Viewed from a mathematical standpoint, a brief that seems to privilege one temporal dimension over another is not compelling: a bit of shift in notation, some sleight-of-hand with respect to the data array, and any argument for one factor can be mapped onto another.  Which is in essence the point:  There is nothing in the planes of mathematics or statistics that is going to make an “age-period-cohort analysis” intrinsically useful.  Only when we start with our own understandings of how the world works, and measure these models against them, will we discover what they are good for.

About the speaker

Herbert L. Smith is Professor of Sociology and Director of the Population Studies Center (2005-09, 2011-19) at the University of Pennsylvania. Formerly he was Associate Dean for the Social Sciences, School of Arts and Sciences (2002-05).
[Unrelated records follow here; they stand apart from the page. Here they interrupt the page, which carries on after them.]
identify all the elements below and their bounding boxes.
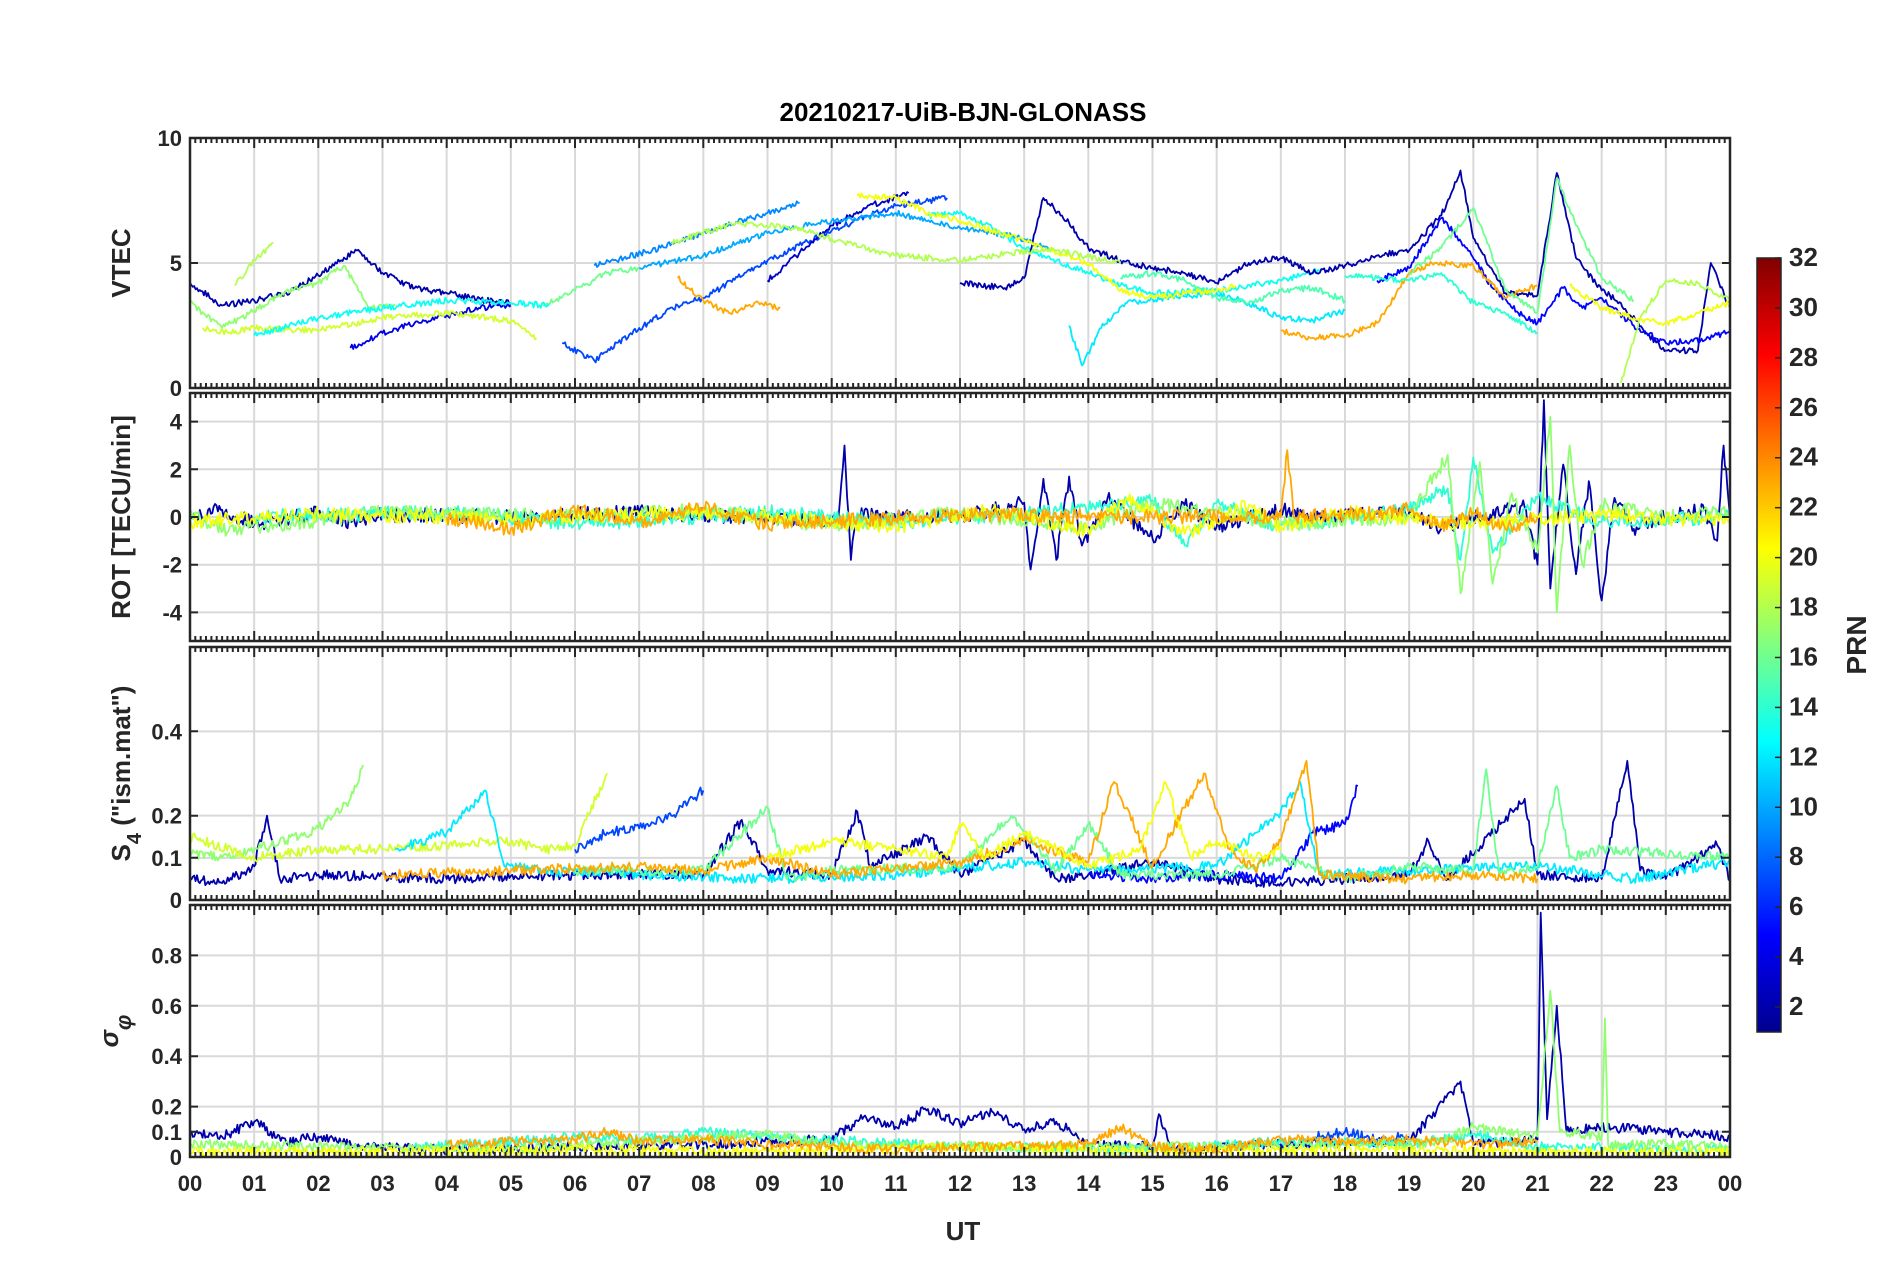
series-prn-17 [190, 764, 365, 862]
x-tick-label: 02 [306, 1171, 330, 1196]
x-tick-label: 03 [370, 1171, 394, 1196]
y-axis-label-vtec: VTEC [106, 228, 136, 298]
x-tick-label: 09 [755, 1171, 779, 1196]
colorbar-tick-label: 6 [1789, 891, 1803, 921]
x-axis: 00 01 02 03 04 05 06 07 08 09 10 11 12 13 14 15 16 17 18 19… [178, 1171, 1742, 1196]
y-tick-label-sigma_phi: 0 [170, 1145, 182, 1170]
series-prn-13 [927, 210, 1320, 297]
x-tick-label: 01 [242, 1171, 266, 1196]
panel-sigma_phi: 00.10.2 0.4 0.6 0.8 σφ [94, 903, 1732, 1170]
y-tick-label-vtec: 10 [158, 126, 182, 151]
colorbar-tick-label: 10 [1789, 791, 1818, 821]
y-tick-label-s4: 0.1 [151, 846, 182, 871]
y-tick-label-vtec: 5 [170, 251, 182, 276]
series-prn-19 [202, 310, 538, 341]
colorbar-tick-label: 32 [1789, 242, 1818, 272]
x-tick-label: 04 [434, 1171, 459, 1196]
colorbar-tick-label: 30 [1789, 292, 1818, 322]
y-tick-label-sigma_phi: 0.6 [151, 994, 182, 1019]
x-tick-label: 12 [948, 1171, 972, 1196]
panel-vtec: 0 5 10 VTEC [106, 126, 1732, 401]
x-tick-label: 22 [1589, 1171, 1613, 1196]
colorbar: 2468101214161820222426283032PRN [1756, 242, 1872, 1033]
series-prn-12 [1068, 290, 1346, 367]
y-tick-label-rot: -2 [162, 553, 182, 578]
colorbar-tick-label: 2 [1789, 991, 1803, 1021]
x-tick-label: 00 [1718, 1171, 1742, 1196]
figure: 20210217-UiB-BJN-GLONASS 0510VTEC-4-2024… [94, 97, 1872, 1246]
grid-sigma_phi [190, 905, 1730, 1157]
x-tick-label: 20 [1461, 1171, 1485, 1196]
series-prn-18 [1620, 278, 1730, 384]
y-tick-label-s4: 0.2 [151, 804, 182, 829]
y-axis-label-sigma_phi: σφ [94, 1015, 136, 1048]
y-tick-label-rot: 0 [170, 505, 182, 530]
y-tick-label-vtec: 0 [170, 376, 182, 401]
colorbar-tick-label: 28 [1789, 342, 1818, 372]
y-axis-label-rot: ROT [TECU/min] [106, 415, 136, 619]
colorbar-tick-label: 24 [1789, 442, 1818, 472]
grid-vtec [190, 138, 1730, 388]
y-tick-label-rot: 2 [170, 457, 182, 482]
series-prn-23 [677, 275, 781, 316]
y-tick-label-sigma_phi: 0.8 [151, 943, 182, 968]
panel-s4: 0 0.1 0.2 0.4S4 ("ism.mat") [106, 645, 1732, 913]
series-prn-7 [561, 195, 948, 364]
colorbar-tick-label: 12 [1789, 741, 1818, 771]
x-tick-label: 11 [884, 1171, 907, 1196]
y-tick-label-sigma_phi: 0.4 [151, 1044, 182, 1069]
y-tick-label-rot: -4 [162, 600, 182, 625]
colorbar-tick-label: 20 [1789, 542, 1818, 572]
x-tick-label: 14 [1076, 1171, 1101, 1196]
x-tick-label: 00 [178, 1171, 202, 1196]
x-tick-label: 19 [1397, 1171, 1421, 1196]
y-tick-label-sigma_phi: 0.2 [151, 1095, 182, 1120]
x-tick-label: 16 [1204, 1171, 1228, 1196]
panel-rot: -4 -2 0 2 4 ROT [TECU/min] [106, 391, 1732, 643]
x-tick-label: 13 [1012, 1171, 1036, 1196]
y-tick-label-s4: 0 [170, 888, 182, 913]
x-tick-label: 23 [1654, 1171, 1678, 1196]
x-tick-label: 06 [563, 1171, 587, 1196]
series-prn-17 [190, 264, 396, 329]
x-tick-label: 18 [1333, 1171, 1357, 1196]
y-tick-label-rot: 4 [170, 410, 183, 435]
x-tick-label: 08 [691, 1171, 715, 1196]
x-tick-label: 07 [627, 1171, 651, 1196]
colorbar-tick-label: 22 [1789, 492, 1818, 522]
colorbar-tick-label: 8 [1789, 841, 1803, 871]
panels: 0510VTEC-4-2024ROT [TECU/min]00.10.20.4S… [94, 126, 1732, 1170]
x-tick-label: 17 [1269, 1171, 1293, 1196]
colorbar-tick-label: 18 [1789, 592, 1818, 622]
series-prn-16 [542, 266, 640, 307]
colorbar-gradient [1756, 257, 1782, 1033]
chart-title: 20210217-UiB-BJN-GLONASS [779, 97, 1146, 127]
x-tick-label: 05 [499, 1171, 523, 1196]
x-tick-label: 21 [1525, 1171, 1549, 1196]
x-tick-label: 10 [819, 1171, 843, 1196]
y-tick-label-s4: 0.4 [151, 719, 182, 744]
colorbar-tick-label: 14 [1789, 691, 1818, 721]
colorbar-label: PRN [1841, 615, 1872, 674]
y-tick-label-sigma_phi: 0.1 [151, 1120, 182, 1145]
series-prn-10 [638, 209, 1057, 270]
colorbar-tick-label: 16 [1789, 641, 1818, 671]
colorbar-tick-label: 4 [1789, 941, 1804, 971]
x-tick-label: 15 [1140, 1171, 1164, 1196]
y-axis-label-s4: S4 ("ism.mat") [106, 686, 146, 862]
x-axis-label: UT [946, 1216, 981, 1246]
colorbar-tick-label: 26 [1789, 392, 1818, 422]
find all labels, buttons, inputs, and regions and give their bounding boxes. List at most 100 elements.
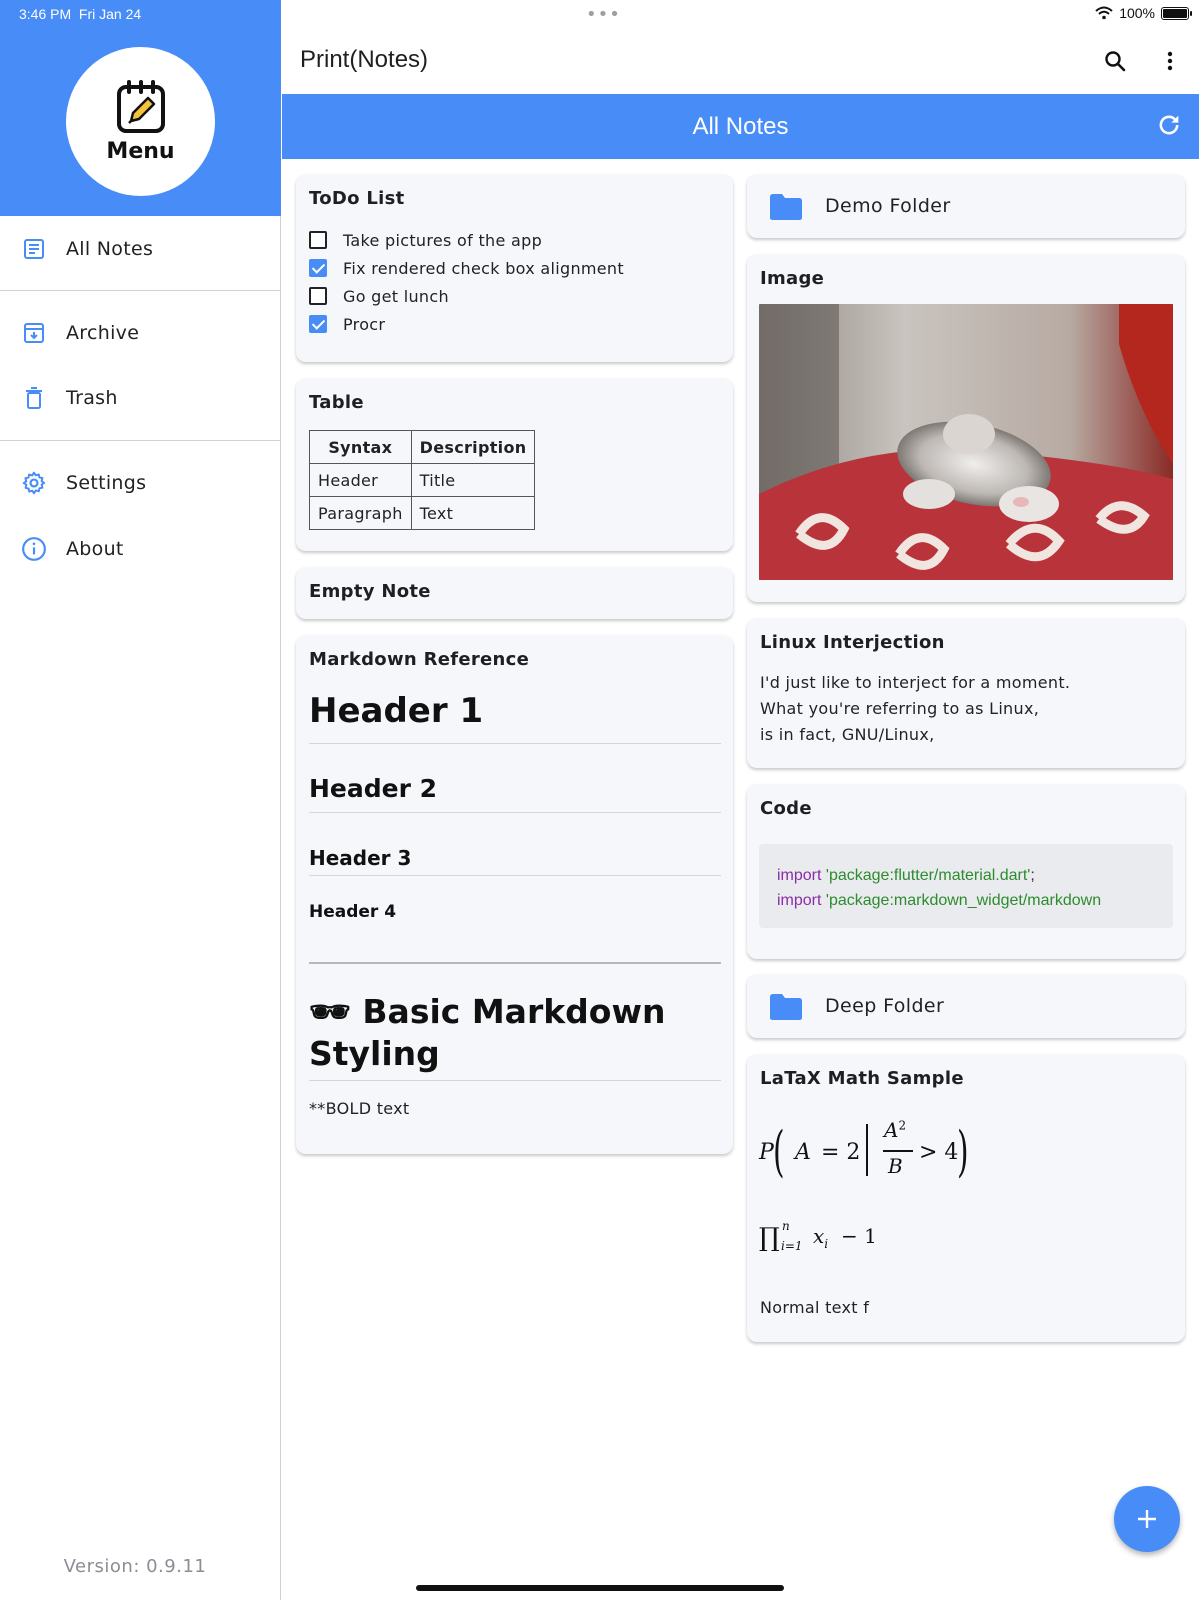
notebook-pen-icon bbox=[116, 80, 165, 133]
code-keyword: import bbox=[777, 867, 822, 884]
table-row: Paragraph Text bbox=[309, 496, 536, 530]
code-string: 'package:flutter/material.dart' bbox=[825, 867, 1031, 884]
sidebar-item-trash[interactable]: Trash bbox=[0, 378, 281, 418]
math-symbol: x bbox=[813, 1224, 825, 1248]
math-symbol: A bbox=[795, 1140, 811, 1165]
code-punct: ; bbox=[1030, 867, 1035, 884]
note-card-linux[interactable]: Linux Interjection I'd just like to inte… bbox=[747, 618, 1185, 768]
divider bbox=[0, 440, 281, 441]
latex-formula-1: P ( A = 2 A2 B > 4 ) bbox=[759, 1116, 1019, 1188]
markdown-h2: Header 2 bbox=[309, 774, 721, 813]
horizontal-rule bbox=[309, 962, 721, 964]
sidebar-item-archive[interactable]: Archive bbox=[0, 313, 281, 353]
note-card-table[interactable]: Table Syntax Description Header Title Pa… bbox=[296, 378, 733, 551]
text-line: is in fact, GNU/Linux, bbox=[760, 725, 935, 744]
refresh-button[interactable] bbox=[1155, 111, 1185, 141]
home-indicator[interactable] bbox=[416, 1585, 784, 1591]
note-body: Normal text f bbox=[760, 1298, 870, 1317]
note-card-todo[interactable]: ToDo List Take pictures of the app Fix r… bbox=[296, 174, 733, 362]
todo-item[interactable]: Procr bbox=[309, 313, 385, 335]
todo-item[interactable]: Take pictures of the app bbox=[309, 229, 542, 251]
note-card-code[interactable]: Code import 'package:flutter/material.da… bbox=[747, 784, 1185, 959]
divider bbox=[0, 290, 281, 291]
sidebar-item-settings[interactable]: Settings bbox=[0, 463, 281, 503]
sidebar-item-all-notes[interactable]: All Notes bbox=[0, 229, 281, 269]
markdown-h4: Header 4 bbox=[309, 902, 397, 922]
search-icon bbox=[1105, 51, 1126, 72]
note-body: I'd just like to interject for a moment.… bbox=[760, 670, 1070, 748]
table-header: Description bbox=[410, 430, 536, 464]
note-title: Linux Interjection bbox=[760, 632, 945, 653]
table-cell: Paragraph bbox=[309, 496, 412, 530]
markdown-h1-basic-styling: 🕶 Basic Markdown Styling bbox=[309, 991, 721, 1081]
sunglasses-emoji: 🕶 bbox=[309, 992, 351, 1031]
app-title: Print(Notes) bbox=[300, 46, 429, 73]
checkbox-checked[interactable] bbox=[309, 315, 327, 333]
status-time: 3:46 PM Fri Jan 24 bbox=[19, 6, 142, 22]
menu-label: Menu bbox=[106, 139, 175, 164]
table-header: Syntax bbox=[309, 430, 412, 464]
markdown-h1: Header 1 bbox=[309, 691, 721, 744]
todo-item[interactable]: Go get lunch bbox=[309, 285, 449, 307]
search-button[interactable] bbox=[1100, 46, 1130, 76]
checkbox[interactable] bbox=[309, 287, 327, 305]
math-paren-right: ) bbox=[957, 1120, 969, 1183]
trash-icon bbox=[21, 385, 47, 411]
math-symbol: − 1 bbox=[841, 1224, 877, 1248]
wifi-icon bbox=[1095, 6, 1113, 20]
math-numerator: A2 bbox=[884, 1118, 906, 1142]
folder-icon bbox=[770, 994, 802, 1020]
text-line: What you're referring to as Linux, bbox=[760, 699, 1040, 718]
todo-text: Fix rendered check box alignment bbox=[343, 258, 624, 278]
folder-card-deep[interactable]: Deep Folder bbox=[747, 974, 1185, 1038]
kitten-photo bbox=[759, 304, 1173, 580]
folder-icon bbox=[770, 194, 802, 220]
more-options-button[interactable] bbox=[1155, 46, 1185, 76]
math-bar bbox=[866, 1124, 868, 1176]
math-symbol: P bbox=[759, 1140, 774, 1165]
version-label: Version: 0.9.11 bbox=[63, 1556, 207, 1577]
sidebar-item-label: All Notes bbox=[66, 238, 154, 260]
todo-text: Take pictures of the app bbox=[343, 230, 543, 250]
add-note-button[interactable] bbox=[1114, 1486, 1180, 1552]
markdown-body: **BOLD text bbox=[309, 1099, 410, 1118]
markdown-h3: Header 3 bbox=[309, 846, 721, 876]
more-vert-icon bbox=[1167, 51, 1173, 71]
math-fraction-line bbox=[883, 1150, 913, 1152]
menu-avatar: Menu bbox=[66, 47, 215, 196]
battery-icon bbox=[1161, 6, 1192, 20]
sidebar-item-about[interactable]: About bbox=[0, 529, 281, 569]
todo-item[interactable]: Fix rendered check box alignment bbox=[309, 257, 624, 279]
sidebar-item-label: About bbox=[66, 538, 124, 560]
note-card-latex[interactable]: LaTaX Math Sample P ( A = 2 A2 B > 4 ) ∏… bbox=[747, 1054, 1185, 1342]
folder-label: Demo Folder bbox=[825, 195, 951, 217]
code-block: import 'package:flutter/material.dart'; … bbox=[759, 844, 1173, 928]
note-card-image[interactable]: Image bbox=[747, 254, 1185, 602]
math-symbol: ∏ bbox=[759, 1223, 780, 1253]
math-term: xi bbox=[813, 1224, 828, 1251]
code-line: import 'package:markdown_widget/markdown bbox=[777, 888, 1155, 913]
sidebar-item-label: Settings bbox=[66, 472, 147, 494]
notes-icon bbox=[21, 236, 47, 262]
section-title: All Notes bbox=[692, 113, 789, 140]
note-title: Table bbox=[309, 392, 364, 413]
note-card-empty[interactable]: Empty Note bbox=[296, 567, 733, 619]
main-content: ••• 100% Print(Notes) All Notes ToDo Lis… bbox=[282, 0, 1199, 1600]
checkbox[interactable] bbox=[309, 231, 327, 249]
multitasking-dots[interactable]: ••• bbox=[586, 4, 621, 25]
note-title: Image bbox=[760, 268, 825, 289]
note-card-markdown[interactable]: Markdown Reference Header 1 Header 2 Hea… bbox=[296, 635, 733, 1154]
math-superscript: n bbox=[782, 1219, 790, 1233]
drawer-header: 3:46 PM Fri Jan 24 Menu bbox=[0, 0, 281, 216]
note-title: LaTaX Math Sample bbox=[760, 1068, 964, 1089]
code-string: 'package:markdown_widget/markdown bbox=[825, 892, 1102, 909]
folder-label: Deep Folder bbox=[825, 995, 945, 1017]
text-line: I'd just like to interject for a moment. bbox=[760, 673, 1071, 692]
math-symbol: B bbox=[888, 1154, 903, 1178]
math-subscript: i=1 bbox=[781, 1239, 803, 1253]
folder-card-demo[interactable]: Demo Folder bbox=[747, 174, 1185, 238]
note-title: ToDo List bbox=[309, 188, 405, 209]
note-title: Empty Note bbox=[309, 581, 431, 602]
code-keyword: import bbox=[777, 892, 822, 909]
checkbox-checked[interactable] bbox=[309, 259, 327, 277]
He is an elected member (1991) of the Sociological Research Association and in 2002 received the Clifford C. Clogg Award from the Population Association of America for early career achievement. From 2009-13 he served as Président, Commission d’Évaluation, Institut National d’Études Démographiques (France). Current research concerns bias due to non-response in survey research, organizational change in nursing and health outcomes, and the practice of cohort analysis.  Other research interests include the design of social and demographic studies, the experimental model, causation, representation, measurement, and matching. Previous work by Professor Smith involved social stratification, including the demography of educational attainment and race differences in non-marital childbearing; the family planning system in four counties of North China; and the relationship between the status of women and fertility in five South and Southeast Asian nations (Pakistan, India, Thailand, Malaysia, Philippines). He is or has been a Principal Investigator on two NICHD R01 awards, a T32 award, and R24 and P2C awards; as well as on grants from the Rockefeller, Hewlett, Mellon, and Compton foundations.

Time and Venue

Tuesday, October 9, 2018, 3 p.m., in the Institute's Auditorium.